K = np.array([[615.,0.,320.],[0.,615.,240.],[0.,0.,1.]])
cam_pos = np.array([0., 0., 1.2])   # shape (3,) — above table
R = Rx(np.deg2rad(-30.))            # tilted down 30°
t = -R @ cam_pos
Rt = np.column_stack([R, t]); P = K @ Rt

pts_W = np.array([
    [0.5, 0.2, 0., 1.],
    [1.0, 0.4, 0., 1.],
])   # shape (2, 4)

print("(a) Projections:")
for i, pt in enumerate(pts_W):
    p_h = P @ pt
    u, v = p_h[0]/p_h[2], p_h[1]/p_h[2]
    print(f"  World {pt[:3]} → pixel ({u:.1f}, {v:.1f})")

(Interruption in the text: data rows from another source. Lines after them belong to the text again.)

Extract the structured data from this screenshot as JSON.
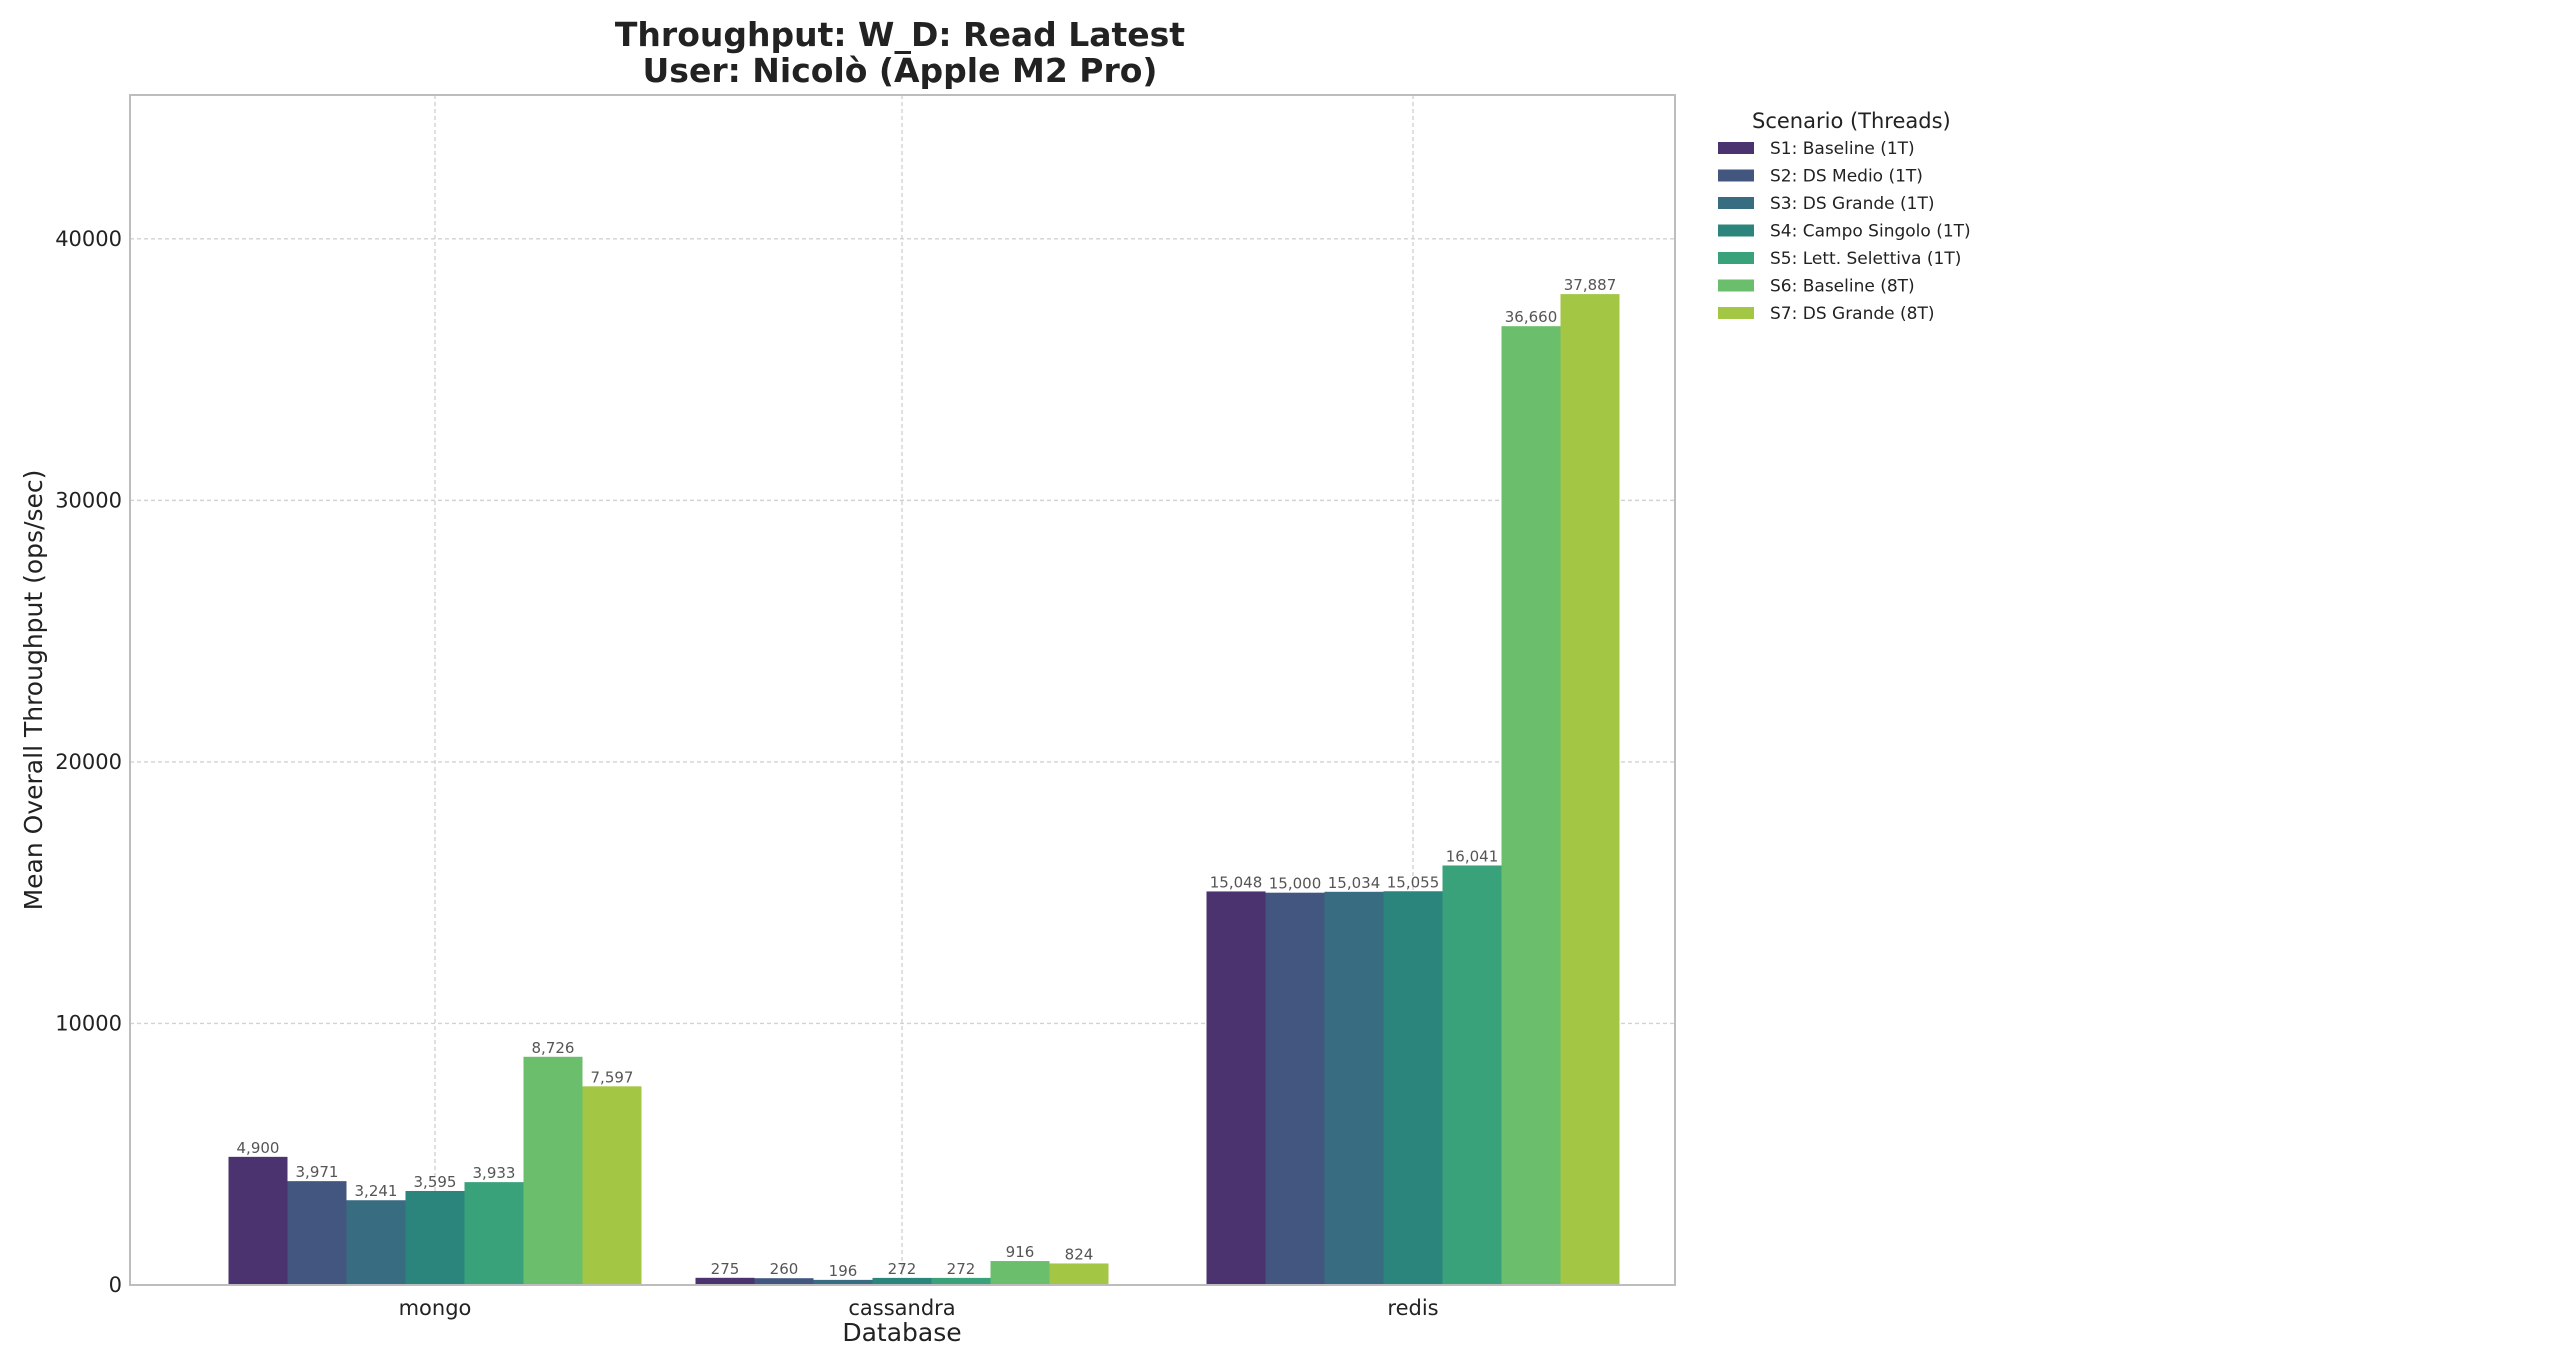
{
  "chart_data": {
    "type": "bar",
    "title_line1": "Throughput: W_D: Read Latest",
    "title_line2": "User: Nicolò (Apple M2 Pro)",
    "xlabel": "Database",
    "ylabel": "Mean Overall Throughput (ops/sec)",
    "categories": [
      "mongo",
      "cassandra",
      "redis"
    ],
    "ylim": [
      0,
      45500
    ],
    "yticks": [
      0,
      10000,
      20000,
      30000,
      40000
    ],
    "grid": true,
    "legend_title": "Scenario (Threads)",
    "legend_position": "outside-upper-right",
    "series": [
      {
        "name": "S1: Baseline (1T)",
        "color": "#4a336f",
        "values": [
          4900,
          275,
          15048
        ],
        "labels": [
          "4,900",
          "275",
          "15,048"
        ]
      },
      {
        "name": "S2: DS Medio (1T)",
        "color": "#43567f",
        "values": [
          3971,
          260,
          15000
        ],
        "labels": [
          "3,971",
          "260",
          "15,000"
        ]
      },
      {
        "name": "S3: DS Grande (1T)",
        "color": "#386c81",
        "values": [
          3241,
          196,
          15034
        ],
        "labels": [
          "3,241",
          "196",
          "15,034"
        ]
      },
      {
        "name": "S4: Campo Singolo (1T)",
        "color": "#2c857d",
        "values": [
          3595,
          272,
          15055
        ],
        "labels": [
          "3,595",
          "272",
          "15,055"
        ]
      },
      {
        "name": "S5: Lett. Selettiva (1T)",
        "color": "#3aa27a",
        "values": [
          3933,
          272,
          16041
        ],
        "labels": [
          "3,933",
          "272",
          "16,041"
        ]
      },
      {
        "name": "S6: Baseline (8T)",
        "color": "#6bbe6c",
        "values": [
          8726,
          916,
          36660
        ],
        "labels": [
          "8,726",
          "916",
          "36,660"
        ]
      },
      {
        "name": "S7: DS Grande (8T)",
        "color": "#a3c645",
        "values": [
          7597,
          824,
          37887
        ],
        "labels": [
          "7,597",
          "824",
          "37,887"
        ]
      }
    ]
  }
}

p0 = P @ pts_W[0]; p1 = P @ pts_W[1]
u0,v0 = p0[0]/p0[2], p0[1]/p0[2]
u1,v1 = p1[0]/p1[2], p1[1]/p1[2]
print(f"\n(b) Same pixel? {np.allclose([u0,v0],[u1,v1], atol=1.)}")
print("    They project to different pixels here because the depth (Z)")
print("    differs between the two points in camera coordinates — the")
print("    camera tilt breaks the collinearity of the world-frame ray.")
(a) Projections:
  World [0.5 0.2 0. ] → pixel (50.1, 470.4)
  World [1.  0.4 0. ] → pixel (-176.3, 365.9)

(b) Same pixel? False
    They project to different pixels here because the depth (Z)
    differs between the two points in camera coordinates — the
    camera tilt breaks the collinearity of the world-frame ray.

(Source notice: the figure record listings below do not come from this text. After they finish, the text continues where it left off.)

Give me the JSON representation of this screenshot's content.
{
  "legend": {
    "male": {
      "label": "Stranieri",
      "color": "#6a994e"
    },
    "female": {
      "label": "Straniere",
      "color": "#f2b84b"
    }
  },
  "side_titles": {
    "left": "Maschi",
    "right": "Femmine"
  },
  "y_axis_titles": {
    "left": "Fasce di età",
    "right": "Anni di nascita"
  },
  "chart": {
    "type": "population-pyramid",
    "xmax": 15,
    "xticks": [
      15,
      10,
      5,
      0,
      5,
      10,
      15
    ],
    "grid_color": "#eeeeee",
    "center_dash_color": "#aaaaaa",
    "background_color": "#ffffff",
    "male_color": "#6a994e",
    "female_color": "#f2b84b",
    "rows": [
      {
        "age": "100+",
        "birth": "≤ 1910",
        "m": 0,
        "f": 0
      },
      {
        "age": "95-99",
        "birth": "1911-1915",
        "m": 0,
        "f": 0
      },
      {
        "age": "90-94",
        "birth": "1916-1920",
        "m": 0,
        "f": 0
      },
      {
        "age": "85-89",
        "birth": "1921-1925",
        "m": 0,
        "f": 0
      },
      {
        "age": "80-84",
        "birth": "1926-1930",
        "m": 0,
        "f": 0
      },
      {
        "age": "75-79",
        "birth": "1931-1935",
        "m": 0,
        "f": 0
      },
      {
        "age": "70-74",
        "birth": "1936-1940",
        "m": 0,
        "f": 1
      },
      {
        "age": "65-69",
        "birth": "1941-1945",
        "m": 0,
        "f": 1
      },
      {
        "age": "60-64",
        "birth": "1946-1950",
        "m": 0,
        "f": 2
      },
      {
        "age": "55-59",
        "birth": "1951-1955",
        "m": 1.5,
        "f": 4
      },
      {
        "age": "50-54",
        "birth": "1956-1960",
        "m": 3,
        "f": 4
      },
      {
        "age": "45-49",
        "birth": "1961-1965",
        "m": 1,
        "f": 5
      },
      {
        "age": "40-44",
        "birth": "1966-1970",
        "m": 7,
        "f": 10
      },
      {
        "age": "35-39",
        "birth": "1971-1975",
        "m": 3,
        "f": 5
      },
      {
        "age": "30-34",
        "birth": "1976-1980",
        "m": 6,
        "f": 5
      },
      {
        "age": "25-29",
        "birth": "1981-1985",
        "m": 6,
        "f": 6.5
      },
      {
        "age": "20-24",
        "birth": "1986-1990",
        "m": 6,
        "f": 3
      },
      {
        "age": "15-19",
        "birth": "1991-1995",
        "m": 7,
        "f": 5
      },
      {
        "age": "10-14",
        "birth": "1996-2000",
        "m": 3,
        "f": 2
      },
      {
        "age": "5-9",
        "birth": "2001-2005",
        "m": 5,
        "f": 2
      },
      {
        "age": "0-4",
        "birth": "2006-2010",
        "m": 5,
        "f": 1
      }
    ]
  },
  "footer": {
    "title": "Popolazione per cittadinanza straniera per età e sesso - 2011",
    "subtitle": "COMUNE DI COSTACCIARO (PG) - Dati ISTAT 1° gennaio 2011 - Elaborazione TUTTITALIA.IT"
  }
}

10.7.7 Exercise 10.7 — Condition Number of the Calibration Matrix

In Zhang’s method, ill-conditioned view geometry (e.g., all views nearly parallel) produces a poorly conditioned system. Check the condition number of the \(V\) matrix from §10.4 for views with low vs high angular diversity.

import numpy as np

rng = np.random.default_rng(5)

def Rx(a):
    c,s=np.cos(a),np.sin(a); return np.array([[1.,0.,0.],[0.,c,-s],[0.,s,c]])
def Rz(g):
    c,s=np.cos(g),np.sin(g); return np.array([[c,-s,0.],[s,c,0.],[0.,0.,1.]])

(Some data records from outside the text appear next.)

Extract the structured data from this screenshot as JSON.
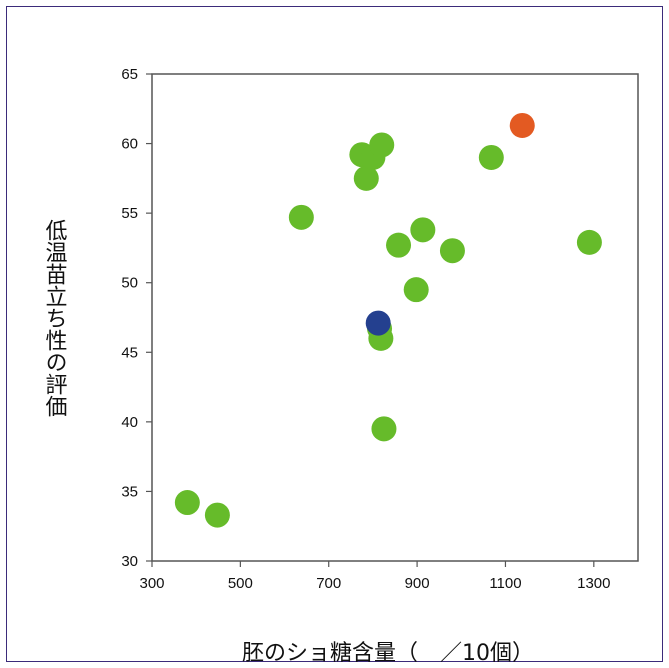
{
  "chart_data": {
    "type": "scatter",
    "title": "",
    "xlabel": "胚のショ糖含量（　／10個）",
    "ylabel": "低温苗立ち性の評価",
    "xlim": [
      300,
      1400
    ],
    "ylim": [
      30,
      65
    ],
    "xticks": [
      300,
      500,
      700,
      900,
      1100,
      1300
    ],
    "yticks": [
      30,
      35,
      40,
      45,
      50,
      55,
      60,
      65
    ],
    "grid": false,
    "legend": "none",
    "colors": {
      "default": "#66bb2a",
      "highlight_orange": "#e35a22",
      "highlight_blue": "#24408f"
    },
    "points": [
      {
        "x": 380,
        "y": 34.2,
        "color": "default"
      },
      {
        "x": 448,
        "y": 33.3,
        "color": "default"
      },
      {
        "x": 638,
        "y": 54.7,
        "color": "default"
      },
      {
        "x": 775,
        "y": 59.2,
        "color": "default"
      },
      {
        "x": 785,
        "y": 57.5,
        "color": "default"
      },
      {
        "x": 800,
        "y": 59.0,
        "color": "default"
      },
      {
        "x": 820,
        "y": 59.9,
        "color": "default"
      },
      {
        "x": 858,
        "y": 52.7,
        "color": "default"
      },
      {
        "x": 913,
        "y": 53.8,
        "color": "default"
      },
      {
        "x": 980,
        "y": 52.3,
        "color": "default"
      },
      {
        "x": 898,
        "y": 49.5,
        "color": "default"
      },
      {
        "x": 815,
        "y": 46.7,
        "color": "default"
      },
      {
        "x": 818,
        "y": 46.0,
        "color": "default"
      },
      {
        "x": 825,
        "y": 39.5,
        "color": "default"
      },
      {
        "x": 1068,
        "y": 59.0,
        "color": "default"
      },
      {
        "x": 1290,
        "y": 52.9,
        "color": "default"
      },
      {
        "x": 1138,
        "y": 61.3,
        "color": "highlight_orange"
      },
      {
        "x": 812,
        "y": 47.1,
        "color": "highlight_blue"
      }
    ]
  }
}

K = np.array([[600.,0.,310.],[0.,600.,235.],[0.,0.,1.]])
sq = 0.03
pts2d = np.array([[i*sq, j*sq] for i in range(6) for j in range(6)])
pts2d_h = np.column_stack([pts2d, np.ones(len(pts2d))])

def get_V_matrix(views):
    def vij(H, i, j):
        h = H.T
        return np.array([h[i,0]*h[j,0],h[i,0]*h[j,1]+h[i,1]*h[j,0],
                         h[i,1]*h[j,1],h[i,2]*h[j,0]+h[i,0]*h[j,2],
                         h[i,2]*h[j,1]+h[i,1]*h[j,2],h[i,2]*h[j,2]])
    V = []
    for R, cam in views:
        t = -R @ cam
        r1,r2 = R[:,0], R[:,1]
        H = K @ np.column_stack([r1,r2,t]); H = H/H[2,2]
        V.append(vij(H,0,1)); V.append(vij(H,0,0)-vij(H,1,1))
    return np.array(V)

# Low diversity: 5 views nearly front-on (small tilt range)
views_low = [(Rx(np.deg2rad(a)) @ Rz(np.deg2rad(b)), np.array([0.,0.,-0.9]))
             for a,b in [(-5,2),(-6,1),(-4,3),(-5,-2),(-7,0)]]

# High diversity: 5 views with substantial tilt and rotation variation
views_high = [(Rx(np.deg2rad(a)) @ Rz(np.deg2rad(b)), np.array([0.,0.,-0.85]))
              for a,b in [(-10,15),(-25,-10),(-15,25),(-30,5),(-20,-20)]]

V_low  = get_V_matrix(views_low)
V_high = get_V_matrix(views_high)

print(f"Low angular diversity:  cond(V) = {np.linalg.cond(V_low):.1f}")
print(f"High angular diversity: cond(V) = {np.linalg.cond(V_high):.1f}")
print("\nHigher diversity → lower condition number → more stable K estimate.")
Low angular diversity:  cond(V) = 2809442443412908277760.0
High angular diversity: cond(V) = 2787940925421477429248.0

Higher diversity → lower condition number → more stable K estimate.